Hello all,
With the release of Qiime2-shotgun and shotgun metagenomics tutorial. I'm just giving a quick writeup/tutorial on how to import precompiled kraken2 and bracken databases.
The first step is to download the appropriate database. My metagenomes are from environmental biofilms and have representatives from across the tree of life, however (and I have tried!) the full nucleotide database was too large for my computer. For this tutorial I'll use the 'PlusPFP with DB capped at 16 GB' Database as a compromise.
wget -c https://genome-idx.s3.amazonaws.com/kraken/k2_pluspfp_16gb_20231009.tar.gz
Once you've confirmed that has downloaded correctly time to extract!
tar -xf k2_pluspfp_16gb_20231009.tar.gz
So everyone can copy and paste at home even if they have used a different database I'll rename the folder and move into it to separate the different components needed for the kraken and bracken databases.
mv k2_pluspfp_16gb_20231009 k2
cd k2
touch k2_pluspfp_16gb_20231009.txt # set this to whatever your database is so there is some note somewhere of where the data came from!

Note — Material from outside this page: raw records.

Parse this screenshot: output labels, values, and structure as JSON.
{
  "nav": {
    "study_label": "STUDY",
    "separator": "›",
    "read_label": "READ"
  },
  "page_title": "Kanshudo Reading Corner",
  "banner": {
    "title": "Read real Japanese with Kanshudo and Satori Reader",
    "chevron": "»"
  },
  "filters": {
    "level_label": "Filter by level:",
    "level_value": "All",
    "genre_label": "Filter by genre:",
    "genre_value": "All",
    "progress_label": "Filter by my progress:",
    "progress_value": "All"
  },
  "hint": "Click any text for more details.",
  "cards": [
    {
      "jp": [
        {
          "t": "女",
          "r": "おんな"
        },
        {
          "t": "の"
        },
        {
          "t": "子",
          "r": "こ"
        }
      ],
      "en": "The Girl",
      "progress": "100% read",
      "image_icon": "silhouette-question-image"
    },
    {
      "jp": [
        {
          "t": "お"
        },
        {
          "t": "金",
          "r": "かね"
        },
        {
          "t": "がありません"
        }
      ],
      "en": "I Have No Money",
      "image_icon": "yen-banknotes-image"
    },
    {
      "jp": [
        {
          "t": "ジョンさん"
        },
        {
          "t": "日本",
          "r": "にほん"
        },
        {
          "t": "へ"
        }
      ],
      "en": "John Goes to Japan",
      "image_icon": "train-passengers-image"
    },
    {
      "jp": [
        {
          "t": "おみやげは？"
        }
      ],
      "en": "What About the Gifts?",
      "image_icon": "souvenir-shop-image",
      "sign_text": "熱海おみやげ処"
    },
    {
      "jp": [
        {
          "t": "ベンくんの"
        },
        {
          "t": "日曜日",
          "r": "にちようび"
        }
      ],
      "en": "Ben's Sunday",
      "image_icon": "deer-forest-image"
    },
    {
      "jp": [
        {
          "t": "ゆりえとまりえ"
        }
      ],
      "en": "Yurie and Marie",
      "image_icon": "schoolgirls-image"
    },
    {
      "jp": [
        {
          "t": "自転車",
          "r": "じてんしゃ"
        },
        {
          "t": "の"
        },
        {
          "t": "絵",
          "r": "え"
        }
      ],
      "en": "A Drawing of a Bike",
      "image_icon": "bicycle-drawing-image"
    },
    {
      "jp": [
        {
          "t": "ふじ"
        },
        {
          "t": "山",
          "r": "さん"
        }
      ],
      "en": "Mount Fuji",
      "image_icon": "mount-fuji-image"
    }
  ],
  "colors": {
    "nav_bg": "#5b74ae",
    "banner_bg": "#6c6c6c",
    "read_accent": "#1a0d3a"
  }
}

For the kraken2 database we will need only the 3 *.k2d
files, and for the bracken database only the *.kmer_distrib
files.
mkdir krakendb
mv *.k2d krakendb/
mkdir brackendb
mv *.kmer_distrib brackendb/
Finally we can activate the shotgun qiime environment and import the data ready to be used in our analysis.
conda activate qiime2-shotgun-2023.9
qiime tools import \
--type 'Kraken2DB' \
--input-path krakendb \
--output-path kraken2.qza #I would recommend changing this to whatever your database is
qiime tools import \
--type 'BrackenDB' \
--input-path brackendb \
--output-path bracken.qza #I would recommend changing this to whatever your database is
Once completed you should be able to delete the krakendb
and bracken
folders and their contents as they are been zipped into the qza
files.
Hope this is helpful!
Jono
p.s. - I am just testing this for typos so give me 30 minutes checked!